Storm Constantine is reprinting John Kaiine’s horror novel Fossil Circus via her Immanion Press. I reviewed it when it first came out in 2005. Kaiine is an artist as well as a novelist–and the husband of Tanith Lee.
Four former psychiatric patients are given a palatial, ruinous asylum by their kind, eccentric doctor in her will. The troupe of misfits includes Ernie, a grown man mentally flash-frozen at the age of six; the misanthropic (and therefore misogynist, and racist) cripple Mr. Jackson; the Byronic necrophiliac Roane; and the flatulent, hapless Norman. The four men move in together, and settle into a dysfunctional family unit. The house has its own history, and affects all who live there-particularly Roane, who is prone to psychic frequencies. Meanwhile, a serial killer, Jerusalem Lamb, cuts a bloody path across London, drawn to the strange, almost supernatural pull of the former asylum.
Kaiine’s debut alternates between sick comedy (think John Waters meets Erasehead-era David Lynch) and warped horror (Lamb is as chilling and surreal as Hannibal Lechter). Norman and Ernie form a kind of Pooh and Piglet friendship, and get trapped in all sorts of odd, comic situations. Nasty Mr. Jackson’s foul proclamations are only matched by those of his pet parrot, Maudsley. And Roane wanders the weird asylum, a tortured Theseus in a labyrinth. Lamb, meanwhile, moves through London’s underground, mired in murk and gore.
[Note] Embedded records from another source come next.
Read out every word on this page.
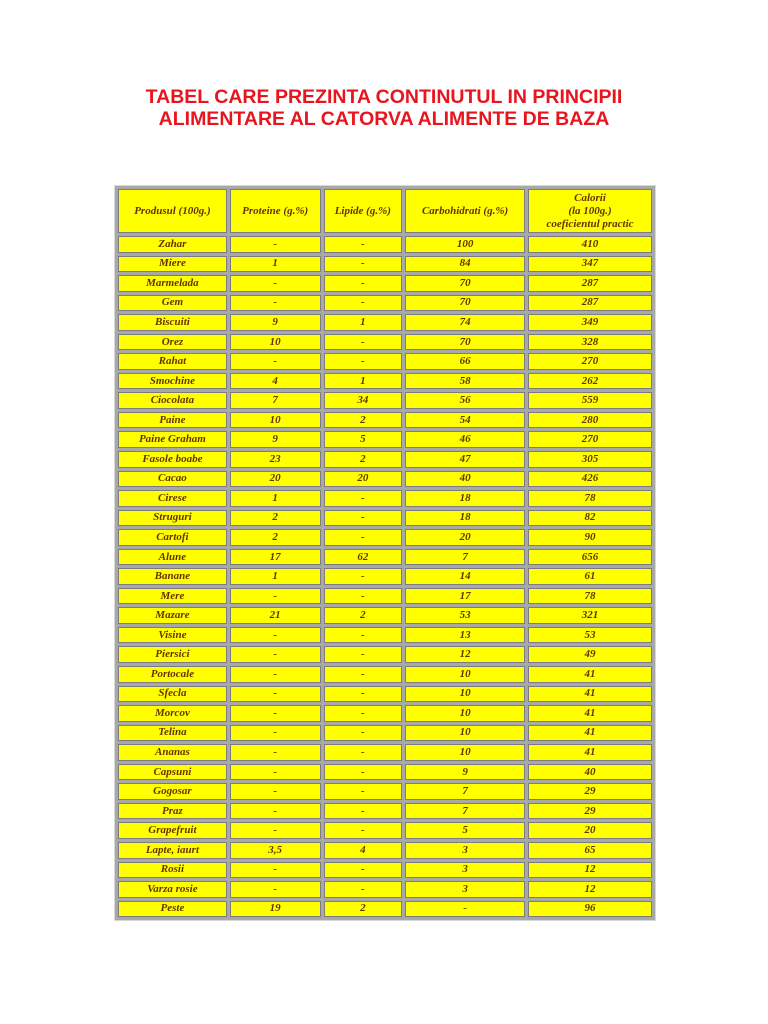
TABEL CARE PREZINTA CONTINUTUL IN PRINCIPII
ALIMENTARE AL CATORVA ALIMENTE DE BAZA
Produsul (100g.)	Proteine (g.%)	Lipide (g.%)	Carbohidrati (g.%)	Calorii
(la 100g.)
coeficientul practic
Zahar	-	-	100	410
Miere	1	-	84	347
Marmelada	-	-	70	287
Gem	-	-	70	287
Biscuiti	9	1	74	349
Orez	10	-	70	328
Rahat	-	-	66	270
Smochine	4	1	58	262
Ciocolata	7	34	56	559
Paine	10	2	54	280
Paine Graham	9	5	46	270
Fasole boabe	23	2	47	305
Cacao	20	20	40	426
Cirese	1	-	18	78
Struguri	2	-	18	82
Cartofi	2	-	20	90
Alune	17	62	7	656
Banane	1	-	14	61
Mere	-	-	17	78
Mazare	21	2	53	321
Visine	-	-	13	53
Piersici	-	-	12	49
Portocale	-	-	10	41
Sfecla	-	-	10	41
Morcov	-	-	10	41
Telina	-	-	10	41
Ananas	-	-	10	41
Capsuni	-	-	9	40
Gogosar	-	-	7	29
Praz	-	-	7	29
Grapefruit	-	-	5	20
Lapte, iaurt	3,5	4	3	65
Rosii	-	-	3	12
Varza rosie	-	-	3	12
Peste	19	2	-	96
All of this is written in a pun-filled, present tense poetic prose. The inventive language, shot out with rapid-fire wit, draws the reader into these strange characters’ mindscapes. It’s as if Monty Python decided to produce Peake’s Gormenghast. Other times, it’s Lewis Carroll’s version of Silence of the Lambs. Kaiine has a strong grasp of dialog and dialect, and a love of the surreal. There’s nothing quite like it. The closest reference is (American) southern horror writer Caitlin Kiernan, with a dash of Vonnegut.